Diana's death affected me more than I could ever have imagined. I never met her, yet I identified with her. She was not much older than I was when her engagement to Prince Charles was first announced, so I kind of feel like I grew up with her. Watching her transformation from a gawky, shy teenager to a glamorous, confident Princess mirrored my own transformation into the man I am today.

Her visible and public support of Gay causes, including AIDS, sent me a message that she cared about people just like me, which endeared her to me even more. I felt as if, should I ever get to meet her, she would accept me for who I was and we would become fast friends. She was like a big sister who had gone off to marry a Prince, but who hadn't really changed as a person.

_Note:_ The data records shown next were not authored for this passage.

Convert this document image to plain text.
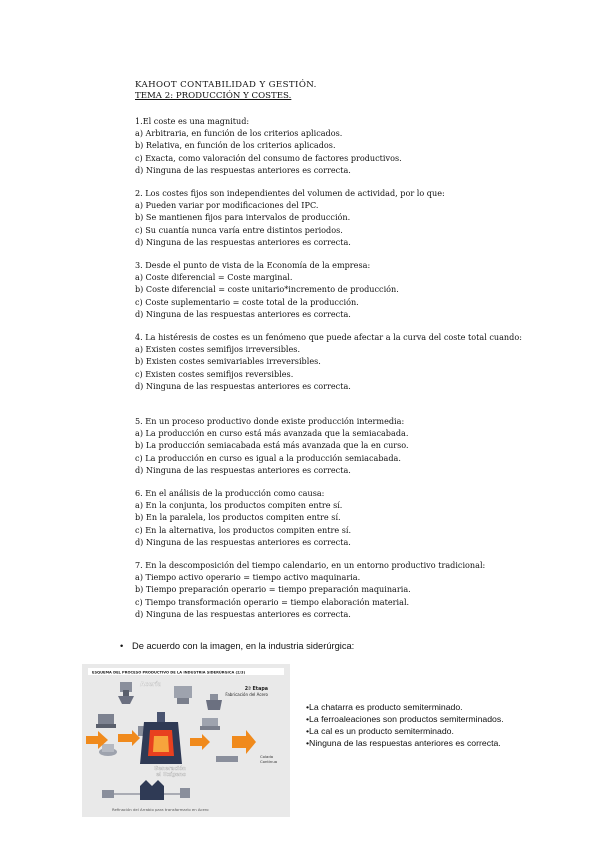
KAHOOT CONTABILIDAD Y GESTIÓN.
TEMA 2: PRODUCCIÓN Y COSTES.
1.El coste es una magnitud:
a) Arbitraria, en función de los criterios aplicados.
b) Relativa, en función de los criterios aplicados.
c) Exacta, como valoración del consumo de factores productivos.
d) Ninguna de las respuestas anteriores es correcta.
2. Los costes fijos son independientes del volumen de actividad, por lo que:
a) Pueden variar por modificaciones del IPC.
b) Se mantienen fijos para intervalos de producción.
c) Su cuantía nunca varía entre distintos periodos.
d) Ninguna de las respuestas anteriores es correcta.
3. Desde el punto de vista de la Economía de la empresa:
a) Coste diferencial = Coste marginal.
b) Coste diferencial = coste unitario*incremento de producción.
c) Coste suplementario = coste total de la producción.
d) Ninguna de las respuestas anteriores es correcta.
4. La histéresis de costes es un fenómeno que puede afectar a la curva del coste total cuando:
a) Existen costes semifijos irreversibles.
b) Existen costes semivariables irreversibles.
c) Existen costes semifijos reversibles.
d) Ninguna de las respuestas anteriores es correcta.
5. En un proceso productivo donde existe producción intermedia:
a) La producción en curso está más avanzada que la semiacabada.
b) La producción semiacabada está más avanzada que la en curso.
c) La producción en curso es igual a la producción semiacabada.
d) Ninguna de las respuestas anteriores es correcta.
6. En el análisis de la producción como causa:
a) En la conjunta, los productos compiten entre sí.
b) En la paralela, los productos compiten entre sí.
c) En la alternativa, los productos compiten entre sí.
d) Ninguna de las respuestas anteriores es correcta.
7. En la descomposición del tiempo calendario, en un entorno productivo tradicional:
a) Tiempo activo operario = tiempo activo maquinaria.
b) Tiempo preparación operario = tiempo preparación maquinaria.
c) Tiempo transformación operario = tiempo elaboración material.
d) Ninguna de las respuestas anteriores es correcta.
• De acuerdo con la imagen, en la industria siderúrgica:
ESQUEMA DEL PROCESO PRODUCTIVO DE LA INDUSTRIA SIDERÚRGICA (2/3)
2ª Etapa
Fabricación del Acero
Acería
Generación
el Oxígeno
Colada
Continua
Refinación del Arrabio para transformarlo en Acero
•La chatarra es producto semiterminado.
•La ferroaleaciones son productos semiterminados.
•La cal es un producto semiterminado.
•Ninguna de las respuestas anteriores es correcta.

No other public figure has affected me like Diana did. When John Lennon died, many of my classmates who were just a year or two ahead of me literally spent weeks in mourning. I have friends who even to this day still keep the day of his death marked on their calendars. Other celebrities have come and gone, and while I have had a momentary sadness for their passing, it was no different to me from the sadness I feel when I hear about a street shooting or a natural disaster in some far-off place. They're gone, I understand the survivors' pain, but my life is little affected.

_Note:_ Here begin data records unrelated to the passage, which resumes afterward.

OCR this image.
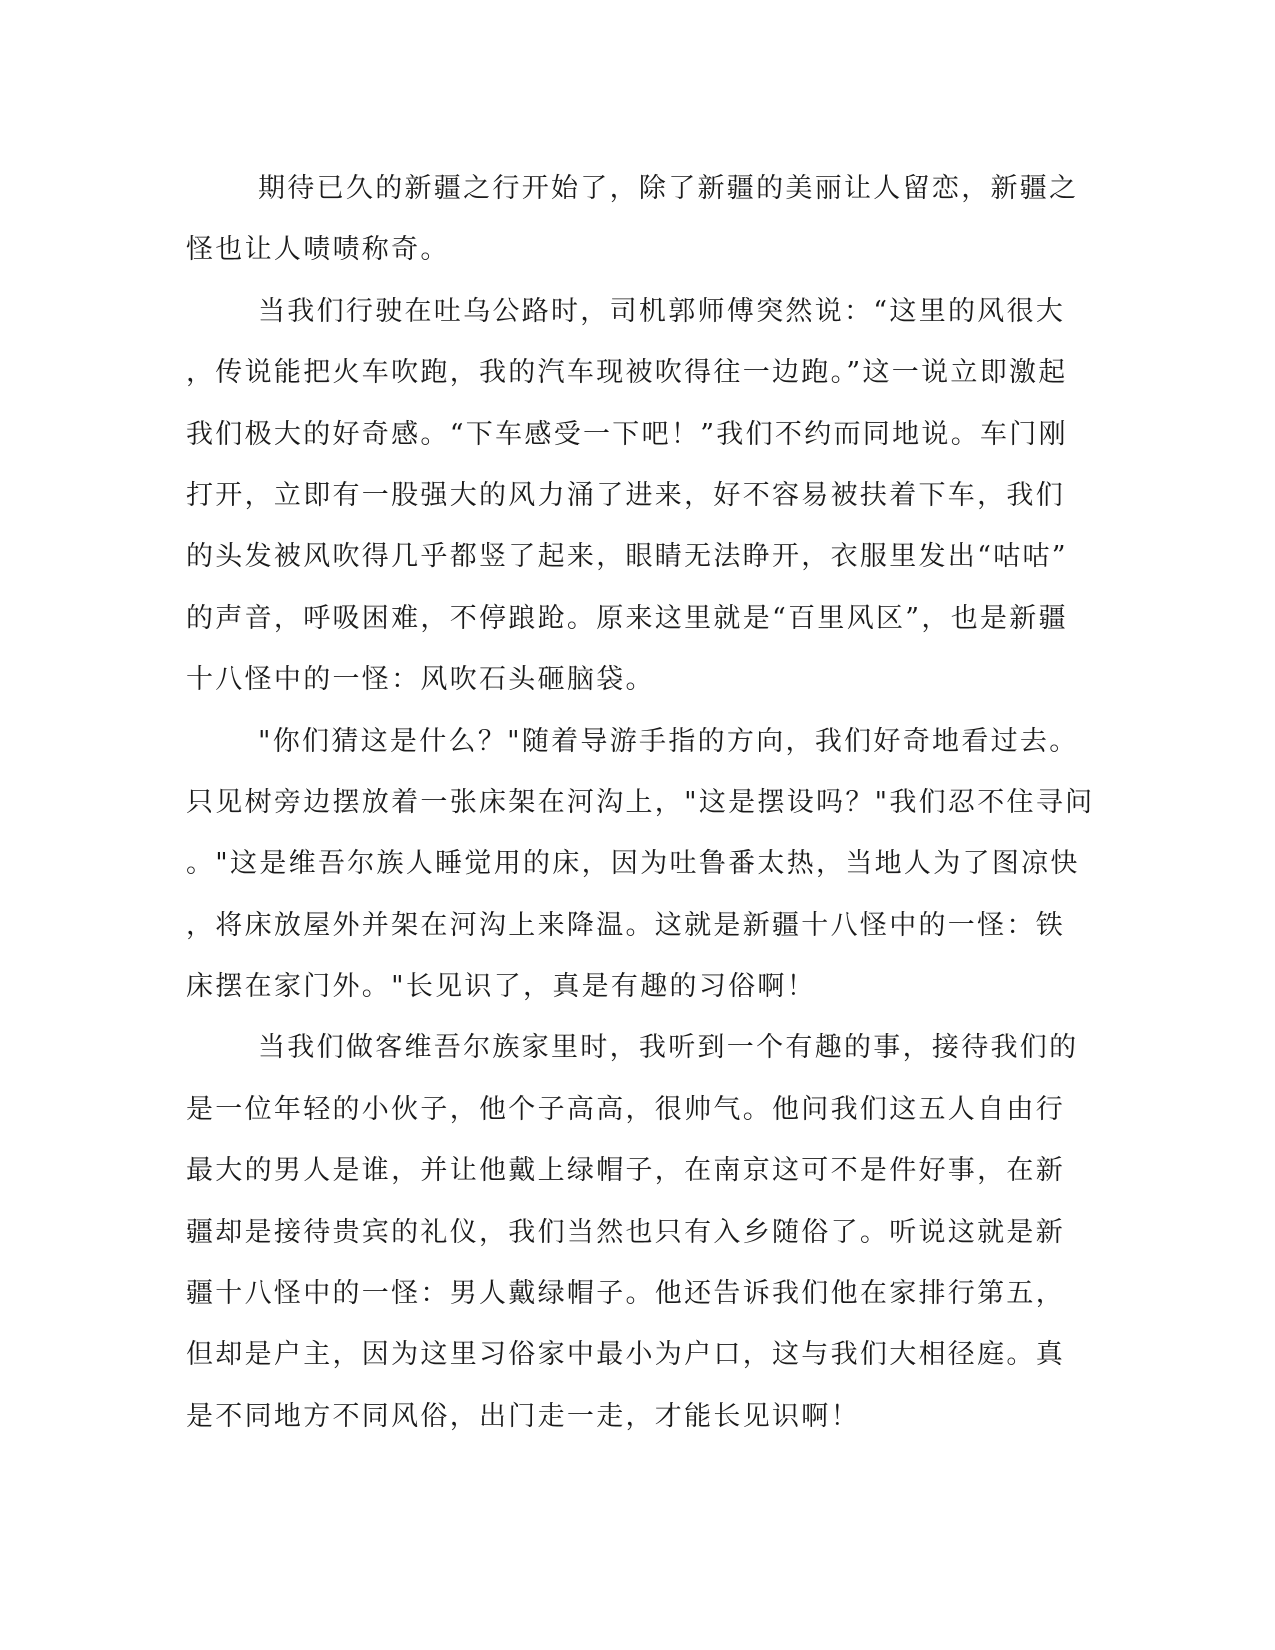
期待已久的新疆之行开始了，除了新疆的美丽让人留恋，新疆之

怪也让人啧啧称奇。

当我们行驶在吐乌公路时，司机郭师傅突然说：“这里的风很大

，传说能把火车吹跑，我的汽车现被吹得往一边跑。”这一说立即激起

我们极大的好奇感。“下车感受一下吧！”我们不约而同地说。车门刚

打开，立即有一股强大的风力涌了进来，好不容易被扶着下车，我们

的头发被风吹得几乎都竖了起来，眼睛无法睁开，衣服里发出“咕咕”

的声音，呼吸困难，不停踉跄。原来这里就是“百里风区”，也是新疆

十八怪中的一怪：风吹石头砸脑袋。

"你们猜这是什么？"随着导游手指的方向，我们好奇地看过去。

只见树旁边摆放着一张床架在河沟上，"这是摆设吗？"我们忍不住寻问

。"这是维吾尔族人睡觉用的床，因为吐鲁番太热，当地人为了图凉快

，将床放屋外并架在河沟上来降温。这就是新疆十八怪中的一怪：铁

床摆在家门外。"长见识了，真是有趣的习俗啊！

当我们做客维吾尔族家里时，我听到一个有趣的事，接待我们的

是一位年轻的小伙子，他个子高高，很帅气。他问我们这五人自由行

最大的男人是谁，并让他戴上绿帽子，在南京这可不是件好事，在新

疆却是接待贵宾的礼仪，我们当然也只有入乡随俗了。听说这就是新

疆十八怪中的一怪：男人戴绿帽子。他还告诉我们他在家排行第五，

但却是户主，因为这里习俗家中最小为户口，这与我们大相径庭。真

是不同地方不同风俗，出门走一走，才能长见识啊！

Even JFK Jr.'s death has not affected me like Diana's. Sure, he was a nice guy, the one you WANTED to win. He wasn't like his cousins or his uncles, he wasn't a womanizer, a drug addict, a drunk, or a loser who happened to have lots of money. He was cute, smart, and down-to-earth, but a hero, he wasn't. The only mildly heroic thing he did that I can even think of  was when he lambasted his cousins as "poster boys for bad behaviour" in his magazine. SOMEBODY had to say it out loud. But other than that, he was only a potential Great Person. The outpouring of grief everyone around me is feeling doesn't affect me the way it did when Diana died.

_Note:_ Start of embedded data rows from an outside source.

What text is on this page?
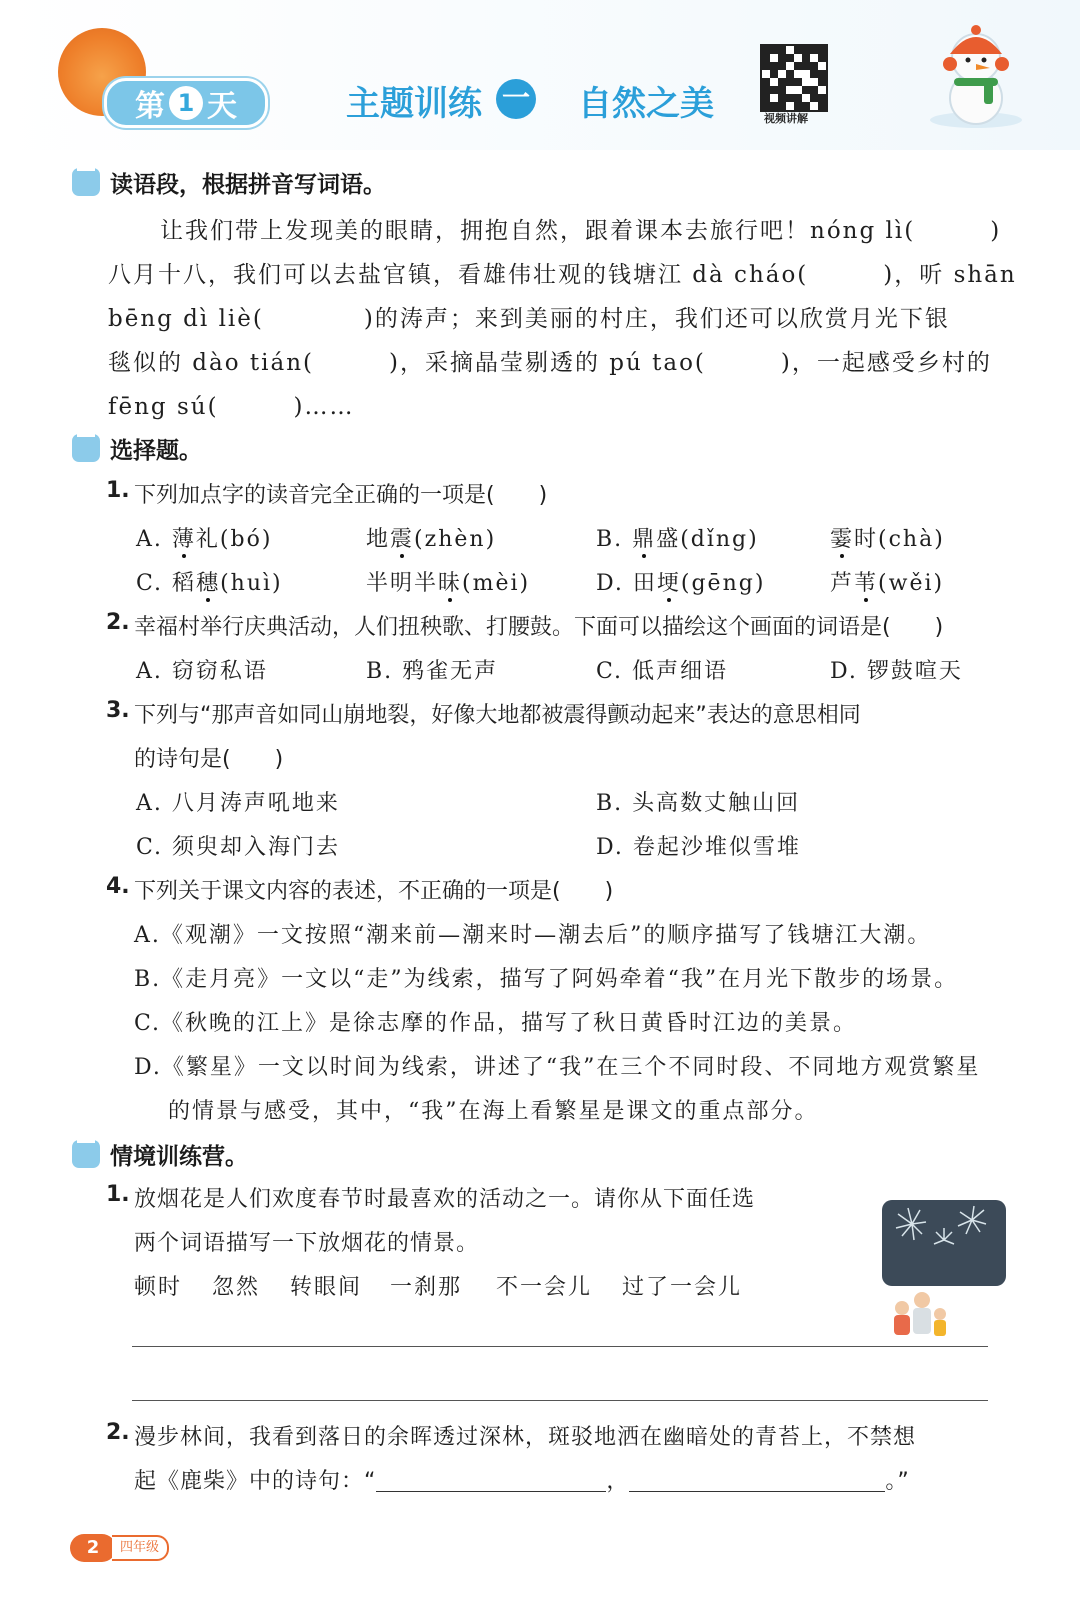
第 1 天	主题训练 一 自然之美	视频讲解
读语段，根据拼音写词语。
让我们带上发现美的眼睛，拥抱自然，跟着课本去旅行吧！nóng lì(　　　)
八月十八，我们可以去盐官镇，看雄伟壮观的钱塘江 dà cháo(　　　)，听 shān
bēng dì liè(　　　　)的涛声；来到美丽的村庄，我们还可以欣赏月光下银
毯似的 dào tián(　　　)，采摘晶莹剔透的 pú tao(　　　)，一起感受乡村的
fēng sú(　　　)……
选择题。
1. 下列加点字的读音完全正确的一项是(　　)
A. 薄礼(bó)	地震(zhèn)	B. 鼎盛(dǐng)	霎时(chà)
C. 稻穗(huì)	半明半昧(mèi)	D. 田埂(gēng)	芦苇(wěi)
2. 幸福村举行庆典活动，人们扭秧歌、打腰鼓。下面可以描绘这个画面的词语是(　　)
A. 窃窃私语	B. 鸦雀无声	C. 低声细语	D. 锣鼓喧天
3. 下列与“那声音如同山崩地裂，好像大地都被震得颤动起来”表达的意思相同
的诗句是(　　)
A. 八月涛声吼地来	B. 头高数丈触山回
C. 须臾却入海门去	D. 卷起沙堆似雪堆
4. 下列关于课文内容的表述，不正确的一项是(　　)
A.《观潮》一文按照“潮来前—潮来时—潮去后”的顺序描写了钱塘江大潮。
B.《走月亮》一文以“走”为线索，描写了阿妈牵着“我”在月光下散步的场景。
C.《秋晚的江上》是徐志摩的作品，描写了秋日黄昏时江边的美景。
D.《繁星》一文以时间为线索，讲述了“我”在三个不同时段、不同地方观赏繁星
的情景与感受，其中，“我”在海上看繁星是课文的重点部分。
情境训练营。
1. 放烟花是人们欢度春节时最喜欢的活动之一。请你从下面任选
两个词语描写一下放烟花的情景。
顿时 忽然 转眼间 一刹那 不一会儿 过了一会儿
2. 漫步林间，我看到落日的余晖透过深林，斑驳地洒在幽暗处的青苔上，不禁想
起《鹿柴》中的诗句：“	，	。”
2	四年级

As we come upon the second anniversary of her death, the pain still feels acute for me. I still cry when I hear "Candle in the Wind", even the Marilyn version. A chance glimpse of her face on a magazine cover or on TV can freeze me in my tracks.

Seeing Sophie, Countess of Essex at her wedding made me think wistfully of Diana, that the way Sophie was dressed is probably the way Diana would have dressed for the wedding with Dodi that we knew was going to happen. Prince William looks and acts so much like his mother that I cry that she'll never see the incredible man he's going to become. I wanted to stick around this planet long enough to watch William ascend the Throne and bring his mother up to sit beside him as Queen Mother, restoring all her old titles, to Hell with Elizabeth and the rest of those stuck-up royals.

Most of all, I wanted her to still be there, because she was a constant reminder that anybody can turn adversity into opportunity. She had to endure the stress of becoming instantly famous, the pain of a loveless marriage, the heartache of anorexia and addiction, the humiliation of divorce and the loss of her children to the Royalty Machine, yet she somehow managed to rise above it all and emerge stronger. To me, that is the enduring legacy of Princess Diana:

You, too can overcome the bullshit that your life has thrown you and find happiness.

 

To visit the online memorial to Diana, click here.
 

The picture is of the funerary hatchment of the coat of arms of Diana, Princess of Wales.

The arms on the left side of the shield are those of the Prince of Wales: Quarterly 1 and 4, Gules, in pale three lions passant guardant or (England), 2, Or, a lion rampant within a double tressure flory counter-flory gules (Scotland), and 3, Azure, a harp or (Ireland), overall in chief a label of three points argent, and an inescutcheon of pretense quarterly or and gules, four lions passant guardant counterchanged (Wales).

The arms on the right are the arms of Spencer: Quarterly argent and gules fretted or, overall on a bend sable three escallops argent.

The whole is covered by a bend sinister sable, indicating that the bearer of the arms is deceased.